Ärzte Zeitung, 26.02.2016

Krebskongress

Orale Krebstherapie nur unter optimaler Betreuung!

Krebspatienten mögen Medikamente mit oraler Applikation. Deren Anwendung ist aber mit Risiken verbunden, etwa dem einer Überdosierung.

Von Peter Leiner

BERLIN. "Die orale Krebstherapie ist total schick" - das ist die Einstellung vieler Krebspatienten, hat Professor Dorothee Dartsch vom Institut für Pharmazie der Universität Hamburg beim 32. Deutschen Krebskongress in Berlin berichtet. Attraktiv seien die Arzneien, weil es damit seltener zu Haarausfall komme. Auch mit Nebenwirkungen wie Infektionen an der Einstichstelle von Infusionen müsse nicht gerechnet werden.

Bei der Therapie zu Hause sei jedoch mit mangelhafter Adhärenz zu rechnen, aber auch mit "Überadhärenz", wenn Patienten glauben, weil sie die orale Therapie so gut vertragen, könne eine Tablette mehr ja nicht schaden, nach dem Motto: Viel hilft viel. Risiken gebe es für die Patienten auch, wenn sie etwa Nahrungsergänzungsmittel nehmen, die die Wirksamkeit der oralen Krebsarzneien einschränken.

Viele Krebspatienten sind schon alt, betonte Dartsch. Nach ihren Angaben hatten in einer US-Studie 13 Prozent von Krebskranken eine Niereninsuffizienz, etwa 10 Prozent M. Alzheimer, mehr als 50 Prozent Polyarthritis und 25 Prozent Augenkrankheiten wie Katarakt oder Glaukom.

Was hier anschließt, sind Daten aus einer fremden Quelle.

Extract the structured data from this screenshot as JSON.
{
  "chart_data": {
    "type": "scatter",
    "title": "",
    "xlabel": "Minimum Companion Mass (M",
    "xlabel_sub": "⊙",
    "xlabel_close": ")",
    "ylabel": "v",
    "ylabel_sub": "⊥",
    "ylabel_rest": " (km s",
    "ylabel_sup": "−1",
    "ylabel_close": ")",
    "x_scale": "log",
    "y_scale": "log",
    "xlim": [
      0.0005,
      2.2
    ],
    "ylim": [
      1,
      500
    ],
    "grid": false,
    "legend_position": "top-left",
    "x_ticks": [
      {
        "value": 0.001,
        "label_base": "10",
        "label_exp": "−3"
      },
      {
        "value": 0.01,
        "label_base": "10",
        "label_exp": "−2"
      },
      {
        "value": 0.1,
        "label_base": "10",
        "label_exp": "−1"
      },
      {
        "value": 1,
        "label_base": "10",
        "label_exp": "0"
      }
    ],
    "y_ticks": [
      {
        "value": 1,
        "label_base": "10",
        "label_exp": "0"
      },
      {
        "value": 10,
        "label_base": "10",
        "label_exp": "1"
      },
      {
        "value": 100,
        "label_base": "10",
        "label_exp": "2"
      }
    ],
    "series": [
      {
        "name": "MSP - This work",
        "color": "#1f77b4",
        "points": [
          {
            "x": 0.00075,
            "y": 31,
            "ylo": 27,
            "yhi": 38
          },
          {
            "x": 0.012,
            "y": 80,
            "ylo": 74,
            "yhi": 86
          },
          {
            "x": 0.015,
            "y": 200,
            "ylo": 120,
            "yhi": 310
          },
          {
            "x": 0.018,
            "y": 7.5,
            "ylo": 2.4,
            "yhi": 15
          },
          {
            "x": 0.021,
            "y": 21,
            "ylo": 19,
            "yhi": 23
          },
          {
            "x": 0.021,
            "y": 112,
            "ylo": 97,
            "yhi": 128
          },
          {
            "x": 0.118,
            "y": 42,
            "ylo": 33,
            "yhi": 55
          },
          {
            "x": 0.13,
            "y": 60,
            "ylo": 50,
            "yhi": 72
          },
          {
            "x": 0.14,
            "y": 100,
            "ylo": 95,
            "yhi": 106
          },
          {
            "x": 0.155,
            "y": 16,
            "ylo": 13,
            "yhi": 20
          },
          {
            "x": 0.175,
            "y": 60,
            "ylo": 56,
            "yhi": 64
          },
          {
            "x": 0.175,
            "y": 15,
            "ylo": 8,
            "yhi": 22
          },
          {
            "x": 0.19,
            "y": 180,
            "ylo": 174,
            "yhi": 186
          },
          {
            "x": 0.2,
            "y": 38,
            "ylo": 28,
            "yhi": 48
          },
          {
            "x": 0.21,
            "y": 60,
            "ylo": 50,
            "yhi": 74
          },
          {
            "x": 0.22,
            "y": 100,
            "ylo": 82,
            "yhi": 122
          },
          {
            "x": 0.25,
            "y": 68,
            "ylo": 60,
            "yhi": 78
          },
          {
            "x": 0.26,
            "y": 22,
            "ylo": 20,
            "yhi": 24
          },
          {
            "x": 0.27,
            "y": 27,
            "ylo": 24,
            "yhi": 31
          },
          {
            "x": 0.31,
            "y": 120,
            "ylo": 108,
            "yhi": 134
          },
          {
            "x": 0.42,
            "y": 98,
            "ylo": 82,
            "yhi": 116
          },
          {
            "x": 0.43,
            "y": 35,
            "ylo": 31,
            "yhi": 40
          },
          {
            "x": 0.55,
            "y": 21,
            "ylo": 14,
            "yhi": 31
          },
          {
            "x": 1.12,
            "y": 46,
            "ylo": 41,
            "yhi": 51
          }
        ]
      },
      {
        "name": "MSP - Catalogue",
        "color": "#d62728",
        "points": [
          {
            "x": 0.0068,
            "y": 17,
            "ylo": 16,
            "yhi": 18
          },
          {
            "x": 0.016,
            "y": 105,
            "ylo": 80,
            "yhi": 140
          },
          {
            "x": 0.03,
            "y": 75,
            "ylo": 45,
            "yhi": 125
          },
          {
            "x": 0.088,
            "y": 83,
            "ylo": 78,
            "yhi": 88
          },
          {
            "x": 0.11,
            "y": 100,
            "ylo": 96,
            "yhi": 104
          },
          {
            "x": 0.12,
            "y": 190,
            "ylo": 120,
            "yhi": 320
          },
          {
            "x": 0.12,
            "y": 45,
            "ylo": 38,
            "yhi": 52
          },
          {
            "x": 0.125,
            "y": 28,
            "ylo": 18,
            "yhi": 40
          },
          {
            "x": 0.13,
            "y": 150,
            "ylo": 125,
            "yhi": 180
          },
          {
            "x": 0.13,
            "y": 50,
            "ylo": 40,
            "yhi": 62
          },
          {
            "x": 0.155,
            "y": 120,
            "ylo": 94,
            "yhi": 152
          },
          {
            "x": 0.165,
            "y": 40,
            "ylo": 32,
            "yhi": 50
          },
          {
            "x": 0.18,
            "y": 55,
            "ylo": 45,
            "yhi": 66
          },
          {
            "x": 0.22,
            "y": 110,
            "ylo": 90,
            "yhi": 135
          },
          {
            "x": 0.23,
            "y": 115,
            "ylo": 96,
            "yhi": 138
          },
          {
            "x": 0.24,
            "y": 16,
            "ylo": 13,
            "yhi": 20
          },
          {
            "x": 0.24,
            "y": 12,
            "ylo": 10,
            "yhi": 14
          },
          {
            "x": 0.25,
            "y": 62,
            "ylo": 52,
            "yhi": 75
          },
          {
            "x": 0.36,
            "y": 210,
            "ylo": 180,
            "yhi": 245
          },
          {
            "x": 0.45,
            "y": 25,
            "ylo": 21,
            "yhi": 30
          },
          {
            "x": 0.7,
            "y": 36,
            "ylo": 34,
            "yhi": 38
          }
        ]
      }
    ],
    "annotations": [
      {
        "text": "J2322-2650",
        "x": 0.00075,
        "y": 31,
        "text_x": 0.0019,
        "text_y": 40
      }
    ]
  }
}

Jede Komorbidität könne eine optimale orale Therapie behindern, sei es, weil die Patienten etwa wegen der Gelenkbeschwerden Schwierigkeiten beim Öffnen der Arzneiverpackung haben oder durch die Sehbehinderung möglicherweise falsch dosieren.

Und: Unklar ist, ob bei der oralen Therapie zu Hause darauf hingewiesen werden sollte, dass beim Umgang mit den Krebsmedikamenten Handschuhe getragen werden sollten, um Kontaminationen zu vermeiden. Dartsch: "Oder beeinflusst das die Adhärenz?"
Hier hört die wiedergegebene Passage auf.